Luke’s—looked me up and down and asked, “Are you a reporter for the school paper or something?”
I shook my head. “I’m Luke’s brother,” I said.
“Oh, his little brother?” She broke into a smile. “Awww.”
She looked at me like someone who had the potential to be cute one day.
“Oh, uh, no,” I said. “We’re… twins.”
Her pupils flashed from the bandages around my toothpick arms to my sunken-in chest and the goose bumps emerging on my legs beneath my swim trunks to my super-pale face and eyes.
Then this brunette said an obvious, truthful, and terrible thing.
She told me: “You two are nothing alike.”
When I didn’t leave the house for three days after the football game, my mother worried that I was antisocial. My mother has suspected me of antisocial behavior since last year when I didn’t cry during The Notebook . After her prodding, I managed one tear. I didn’t tell her that the tear came from the fact that I was home on a Friday night watching a Nicholas Sparks adaptation with my mother.
During the last few days of August, I used the excuse that the doctor had said it was too sunny for me to go outside. This also conveniently got me out of mowing the lawn. It also excused me from scoping out our seventeen-year-old neighbor, whose family was Italian and renting a house for the summer, and who Luke claimed sunbathed topless. I was so embittered by my recent experiences that I didn’t want to see another teenage girl as long as I lived. I didn’t even want to see another teenage girl’s boobs . When it became early September, and also got rainy and overcast, though, I had no more excuses (neither did the topless girl, who buttoned up and went inside, much to Luke’s dismay). To appease my mother, I decided to go to some museums in Manhattan. I looked forward to losing myself in mummies, dinosaurs, and other species who were past their self-conscious teenage years.

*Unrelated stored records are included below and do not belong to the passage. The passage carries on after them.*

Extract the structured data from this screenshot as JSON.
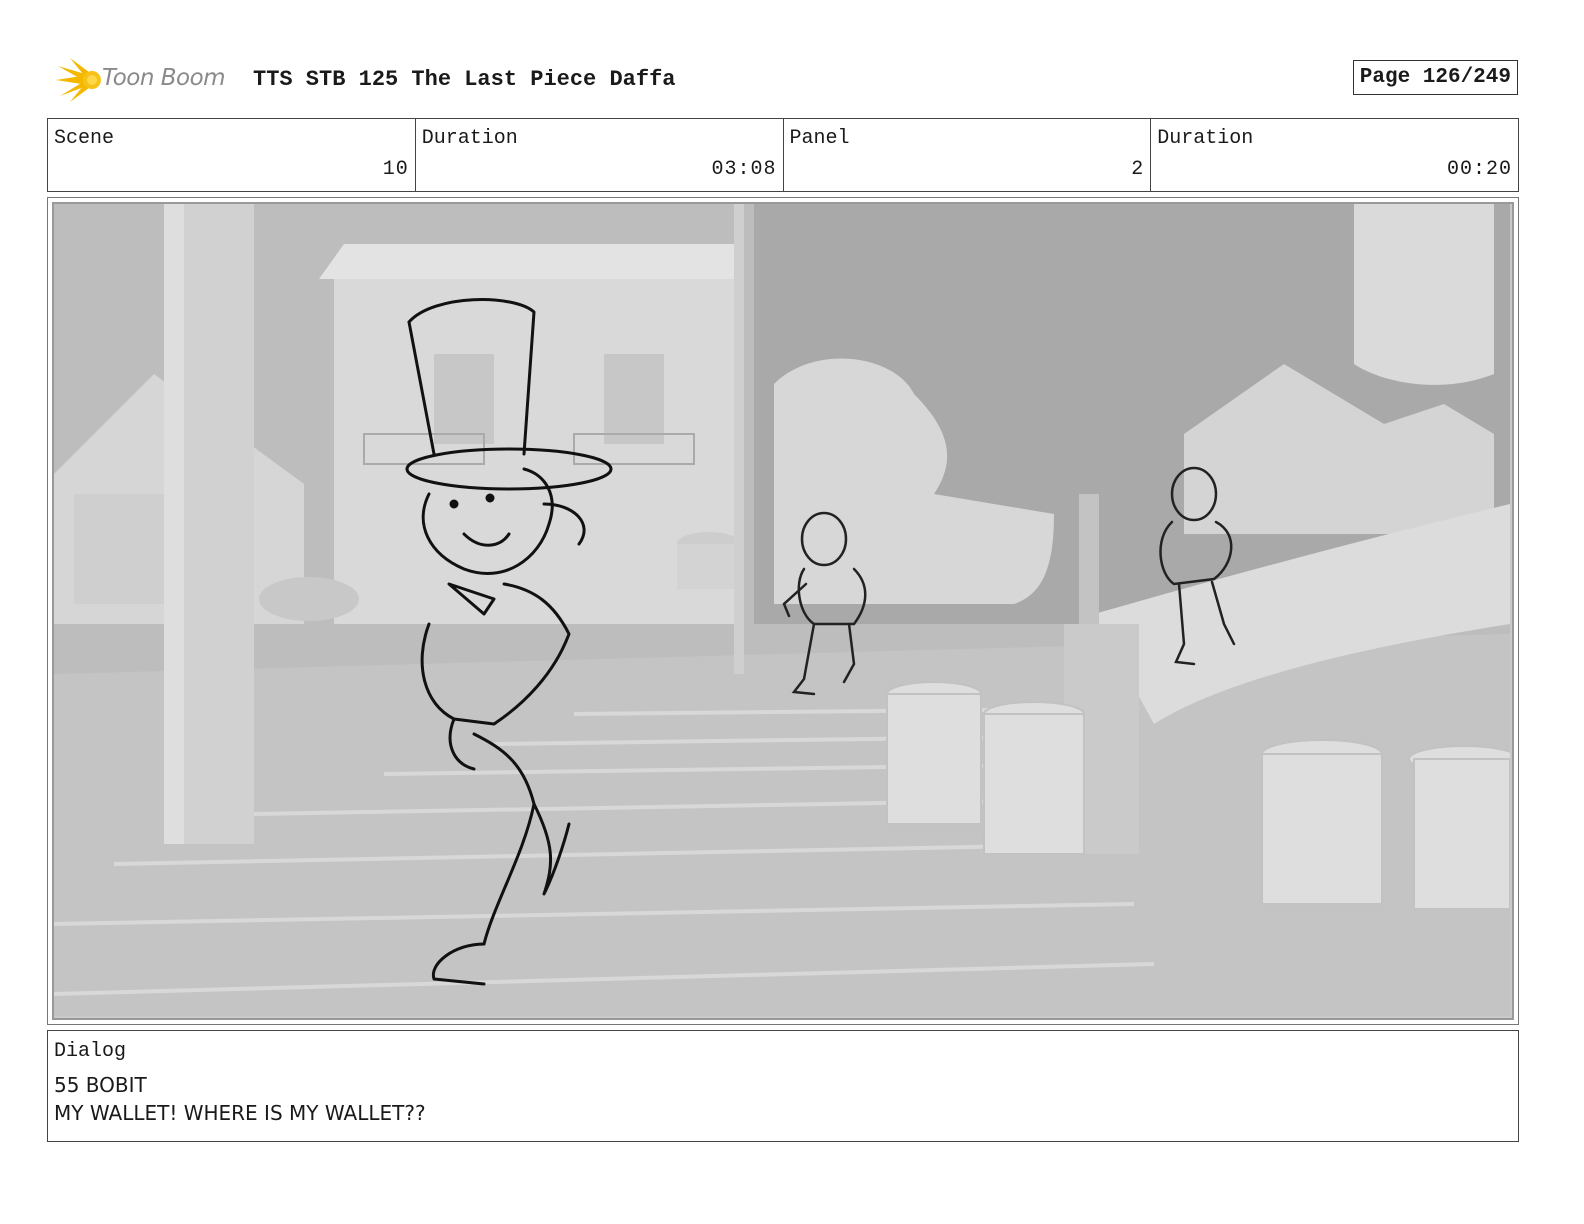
{
  "header": {
    "logo_text": "Toon Boom",
    "title": "TTS STB 125 The Last Piece Daffa",
    "page": "Page 126/249"
  },
  "info": [
    {
      "label": "Scene",
      "value": "10"
    },
    {
      "label": "Duration",
      "value": "03:08"
    },
    {
      "label": "Panel",
      "value": "2"
    },
    {
      "label": "Duration",
      "value": "00:20"
    }
  ],
  "dialog": {
    "label": "Dialog",
    "lines": [
      "55 BOBIT",
      "MY WALLET! WHERE IS MY WALLET??"
    ]
  }
}
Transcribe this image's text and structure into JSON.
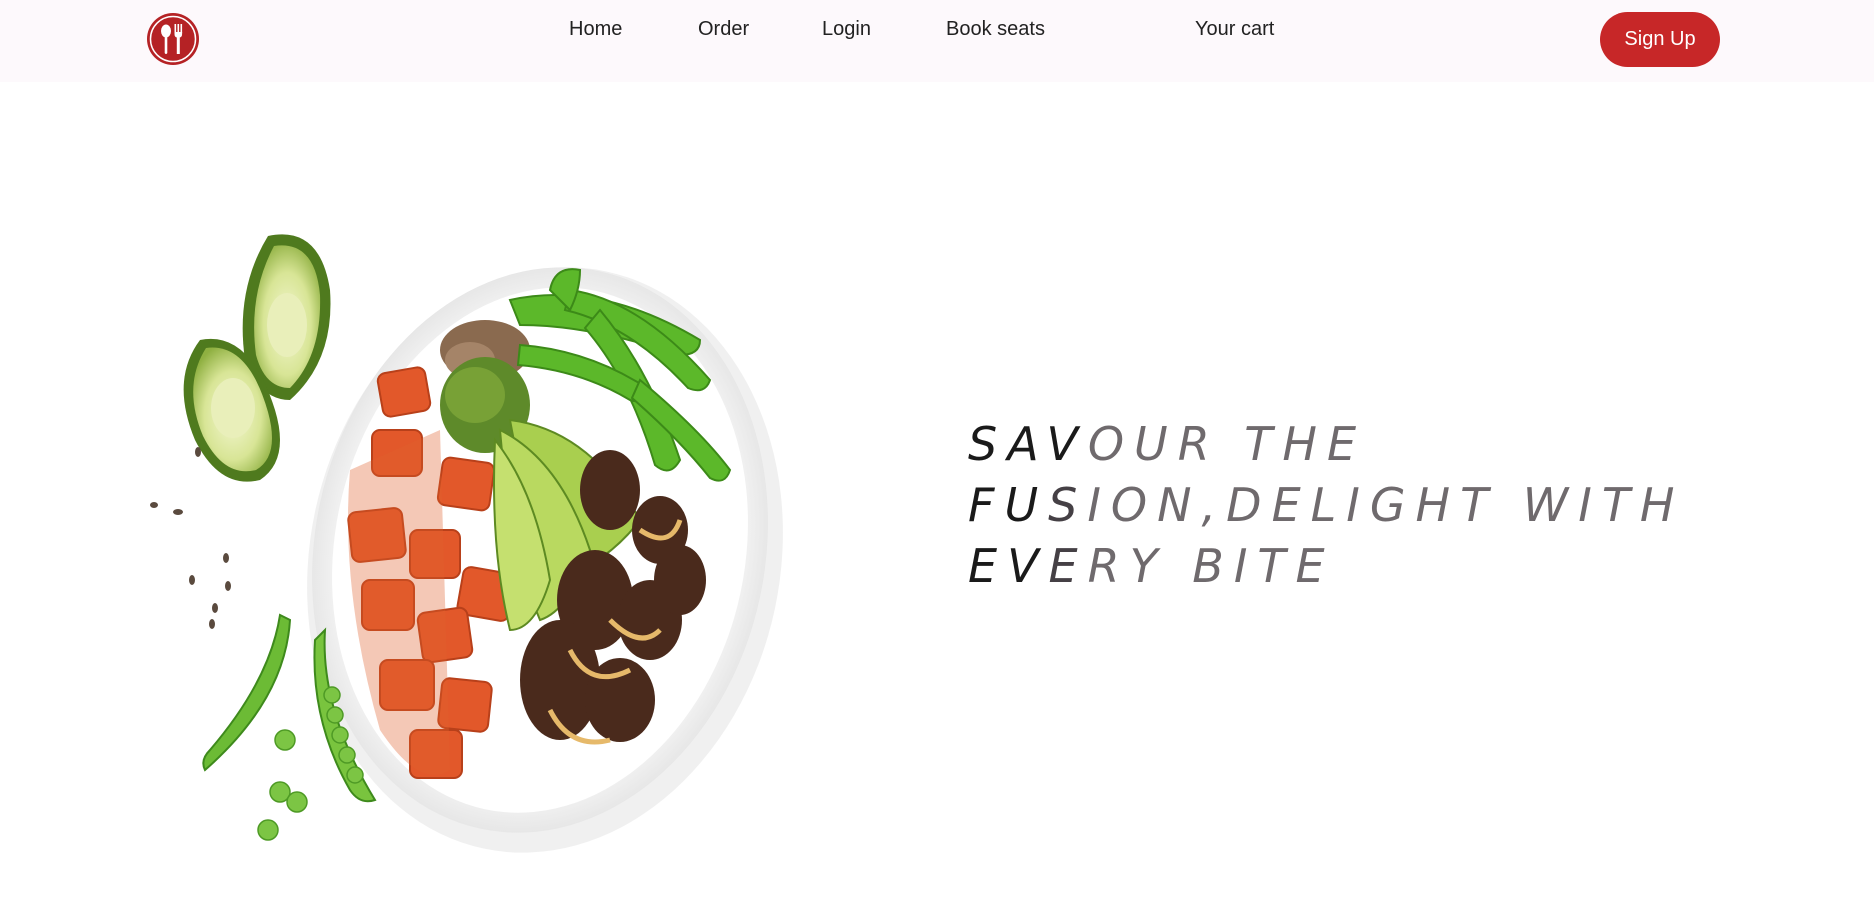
{
  "nav": {
    "logo": "fork-spoon-logo-icon",
    "links": [
      "Home",
      "Order",
      "Login",
      "Book seats",
      "Your cart"
    ],
    "signup_label": "Sign Up"
  },
  "hero": {
    "image": "food-bowl-illustration",
    "headline": {
      "line1_dark": "SAV",
      "line1_rest": "OUR THE",
      "line2_dark": "FU",
      "line2_mid": "S",
      "line2_rest": "ION,DELIGHT WITH",
      "line3_dark": "EV",
      "line3_mid": "E",
      "line3_rest": "RY BITE"
    }
  },
  "colors": {
    "accent": "#c72728",
    "nav_bg": "#fdf9fc",
    "text_light": "#6f6a6d"
  }
}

Unfortunately, my seat on the train was directly facing three teenage girls. Didn’t girls in New York ever go to school? Oh, wait, school hadn’t started for me either. Well, I could just look out the window. Oh, wait. I didn’t have a window seat. Oh, well. If I had to look ahead, I would focus on the books the girls were reading and not on the three pairs of crossed legs beneath them.
The first book cover had the typical Fabio-style romantic male lead. He had blond hair longer than the woman’s and a piratelike shirt ripped open to reveal pectoral muscles that were bigger than hers, too. He was a guy who could speak five languages and perform award-winning sexual maneuvers. He was a seducer.
I could never be a guy like that.
On the second novel cover, the guy was swinging an ax dangerously close to the woman’s face. She was still smiling. He was a clean-cut kind of guy, with a flannel shirt and bulging biceps, like the Brawny paper towel man. He could handle a canoe or a grizzly bear, and catch and grill a fish for dinner. Like that guy on the Discovery Channel who scoops the insides out of buffaloes and then sleeps inside them.
I could never be a guy like that.
The third book cover was different. First of all, the book was called Bloodthirsty , which didn’t seem very romantic. The letters of the title were enormous and red and dripping with blood. On this cover, the girl was featured prominently. Although she was wearing a white lacy dress and making the sort of innocent face you see on kids in juice commercials, she had some pretty intense cleavage. The Grand Canyon of cleavage. I admit that I leaned forward to examine this a little closer (hey, it’s literature!), but then the guy on the cover caught my eye. No, not in that way. In fact, he wasn’t sexy at all.
The Bloodthirsty cover guy was lurking in the distance behind the girl. He had bad posture. His arms were crossed. He was brooding. His skin was the color of paper. And his eyes… He had eyes like mine! They were spooky, crystal-ball blue.